Schwäbische Zeitung (Bad Waldsee / Aulendorf)
Bewährung für Pflegeeltern nach Drogentod der Tochter
Elfjährige Chantal nahm aus Versehen Methadontablette ein
HAMBURG (dpa) - Sie hatte eine Kindheit zwischen Alkohol und Drogen: Die elfjährige Chantal starb vor drei Jahren an einer Methadon-Vergiftung. Ihre Pflegeeltern, die damals drogensüchtig waren, kommen mit Bewährungsstrafen davon.
Chantals Mutter war alkoholabhängig und starb, der Vater war drogensüchtig.

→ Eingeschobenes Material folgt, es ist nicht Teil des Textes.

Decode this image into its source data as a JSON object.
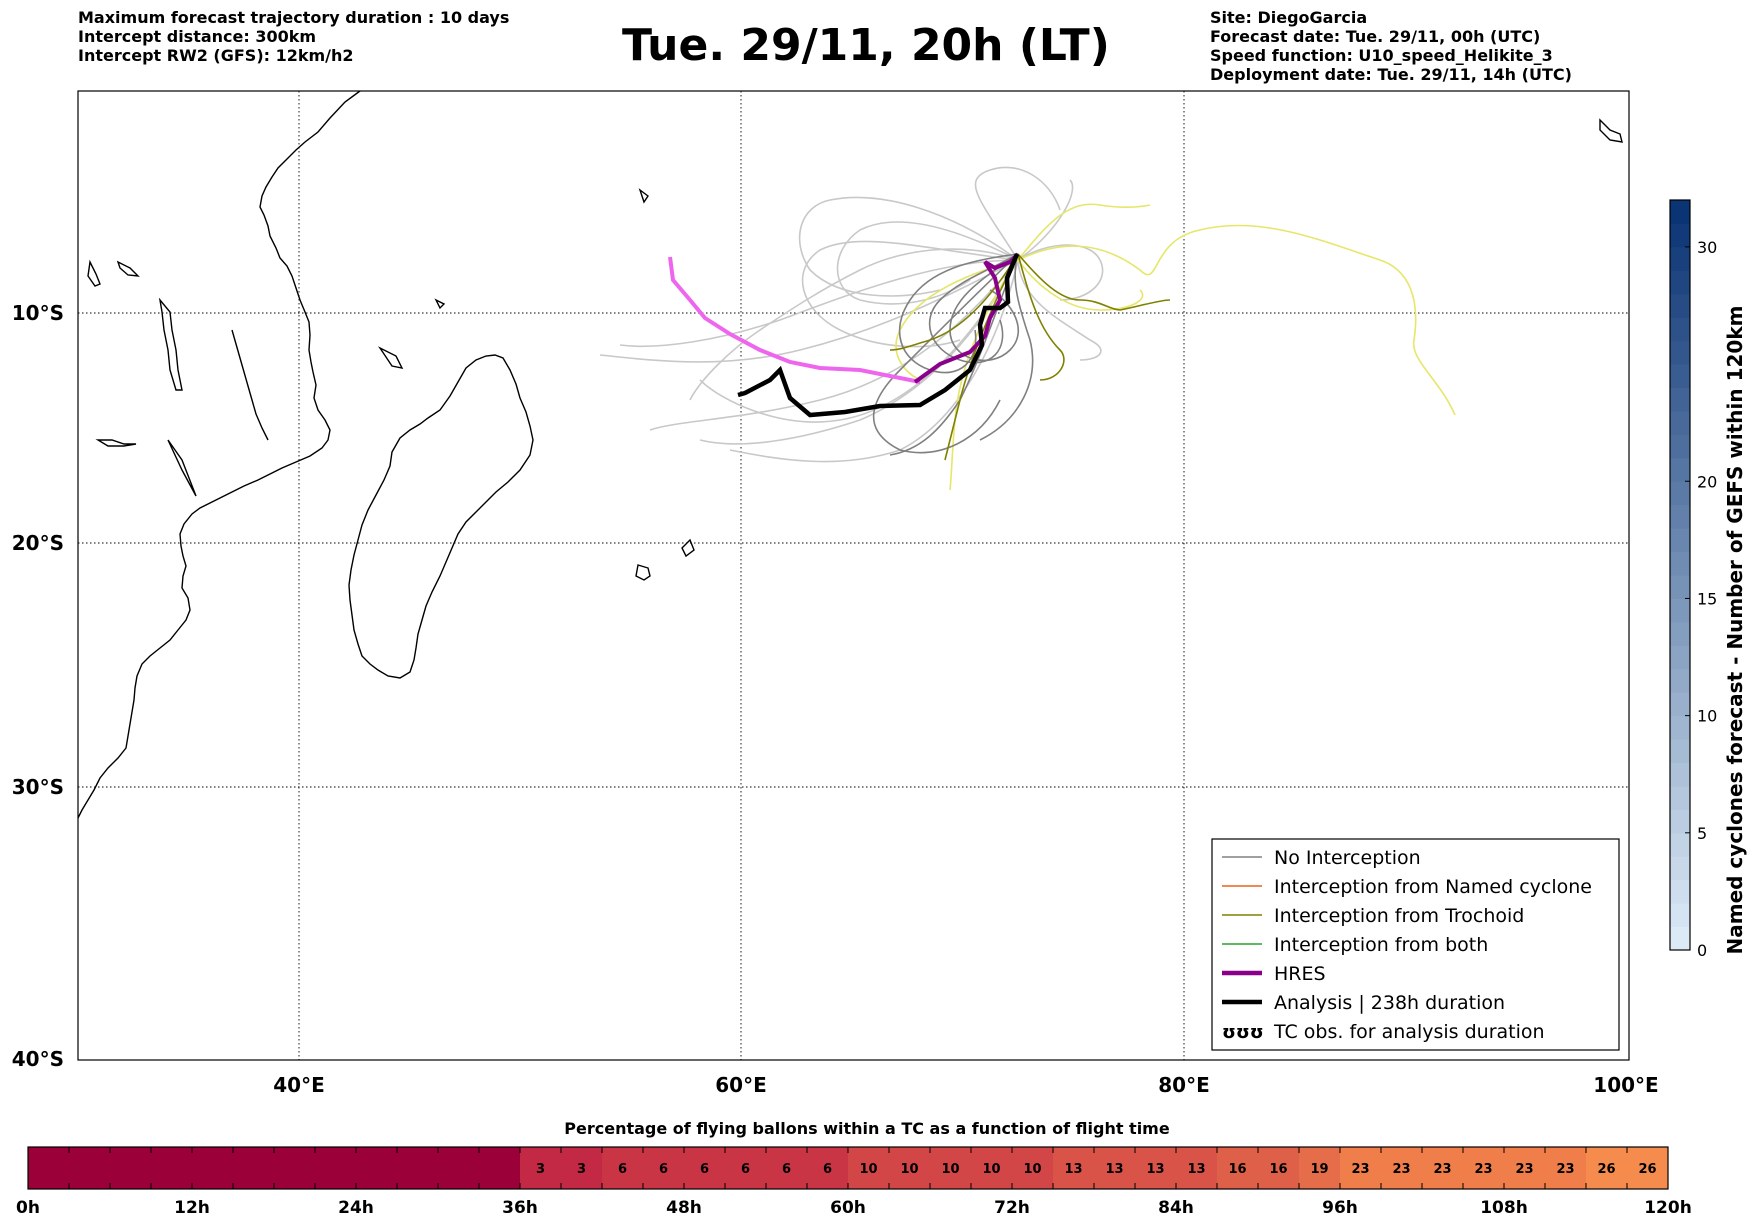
{
  "header": {
    "left_lines": [
      "Maximum forecast trajectory duration : 10 days",
      "Intercept distance: 300km",
      "Intercept RW2 (GFS):  12km/h2"
    ],
    "title": "Tue. 29/11, 20h (LT)",
    "right_lines": [
      "Site: DiegoGarcia",
      "Forecast date: Tue. 29/11, 00h (UTC)",
      "Speed function: U10_speed_Helikite_3",
      "Deployment date: Tue. 29/11, 14h (UTC)"
    ]
  },
  "map": {
    "lat_labels": [
      "10°S",
      "20°S",
      "30°S",
      "40°S"
    ],
    "lon_labels": [
      "40°E",
      "60°E",
      "80°E",
      "100°E"
    ],
    "lon_range": [
      30,
      100
    ],
    "lat_range": [
      -40,
      -0.5
    ],
    "colors": {
      "no_interception": "#808080",
      "named_cyclone": "#e8601c",
      "trochoid": "#808000",
      "both": "#2ca02c",
      "hres": "#8b008b",
      "analysis": "#000000",
      "ensemble_light": "#c8c8c8",
      "ensemble_yellow": "#e6e66a",
      "first_guess": "#ee66ee"
    }
  },
  "legend": {
    "items": [
      {
        "key": "no_interception",
        "label": "No Interception",
        "style": "thin"
      },
      {
        "key": "named_cyclone",
        "label": "Interception from Named cyclone",
        "style": "thin"
      },
      {
        "key": "trochoid",
        "label": "Interception from Trochoid",
        "style": "thin"
      },
      {
        "key": "both",
        "label": "Interception from both",
        "style": "thin"
      },
      {
        "key": "hres",
        "label": "HRES",
        "style": "thick"
      },
      {
        "key": "analysis",
        "label": "Analysis | 238h duration",
        "style": "thick"
      },
      {
        "key": "tc_obs",
        "label": "TC obs. for analysis duration",
        "symbol": "ggg"
      }
    ]
  },
  "colorbar_right": {
    "label": "Named cyclones forecast - Number of GEFS within 120km",
    "ticks": [
      "0",
      "5",
      "10",
      "15",
      "20",
      "30"
    ],
    "tick_values": [
      0,
      5,
      10,
      15,
      20,
      30
    ],
    "max": 32,
    "color_low": "#dceaf6",
    "color_high": "#0b3474"
  },
  "colorbar_bottom": {
    "title": "Percentage of flying ballons within a TC as a function of flight time",
    "cells": [
      "",
      "",
      "",
      "",
      "",
      "",
      "",
      "",
      "",
      "",
      "",
      "",
      "3",
      "3",
      "6",
      "6",
      "6",
      "6",
      "6",
      "6",
      "10",
      "10",
      "10",
      "10",
      "10",
      "13",
      "13",
      "13",
      "13",
      "16",
      "16",
      "19",
      "23",
      "23",
      "23",
      "23",
      "23",
      "23",
      "26",
      "26"
    ],
    "tick_labels": [
      "0h",
      "12h",
      "24h",
      "36h",
      "48h",
      "60h",
      "72h",
      "84h",
      "96h",
      "108h",
      "120h"
    ]
  }
}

Mit acht Jahren kommt sie zu Pflegeeltern, die ebenfalls drogenabhängig sind. Sie haben eine Tochter, die auch dem Rauschgift verfällt. Am 16. Januar 2012 stirbt Chantal an einer Methadon-Tablette, eine Ersatzdroge für Abhängige.
Der Richter Rüdiger Göbel verurteilt die Pflegeeltern wegen fahrlässiger Tötung zu Bewährungsstrafen. In seiner Urteilsbegründung ist er betont um Sachlichkeit bemüht. Zu sehr waren die Emotionen immer wieder hochgekocht,
Konsequenzen im Jugendamt
Was passierte damals? Nach Ansicht des Gerichts ließen die Pflegeeltern Chantal und die drei anderen Kinder an dem Abend allein. Als der Elfjährigen schlecht wurde, rief Chantal erst den Pflegevater, dann die Pflegemutter an. Die 50 Jahre alte Frau habe sich damit begnügt, telefonische Anweisungen zu geben, welches Medikament das Mädchen nehmen solle. Sie kehrte erst am Nachmittag des nächsten Tages nach Hause zurück.
Der Pflegevater habe sich nicht gründlich genug vergewissert, wie es dem Mädchen ging, sagt Richter Gö- bel. Am nächsten Tag ging der 50Jährige zur Arbeit. „Er hätte versuchen müssen, sie zu wecken.“Da wäre sie noch zu retten gewesen, hatten Sachverständige betont.
Das Urteil gegen beide lautet auf fahrlässige Tötung. Bis zu fünf Jahre Haft hätte der Richter verhängen können. Er entscheidet sich aber für Haftstrafen, die zur Bewährung ausgesetzt werden.
Die immer wieder geäußerten Vorwürfe gegen das Jugendamt seien falsch, hob der Richter hervor. Die Arbeit des Jugendamts sei nicht Gegenstand des Verfahrens gewesen. Unabhängig davon könne das Gericht kein Fehlverhalten erkennen. Die Ermittlungen gegen Jugendamtsmitarbeiter seien darum zu Recht eingestellt worden.
Der Tod Chantals hatte bereits 2012 Konsequenzen. Die Sozialbehörde verschärfte die Regeln für Pflegeeltern. Seitdem sind Drogentest und Führungszeugnis notwendig. Der Behörde war nicht bekannt, dass die Pflegeletern von Chantal drogensüchtig waren. Die Leiterin des Jugendamtes Hamburg-Mitte musste kurz darauf gehen, der Leiter des Bezirksamtes Mitte trat zurück. Später stellte der Untersuchungsbericht der Behörden fest: Chantal hätte nie in diese Familie kommen dürfen.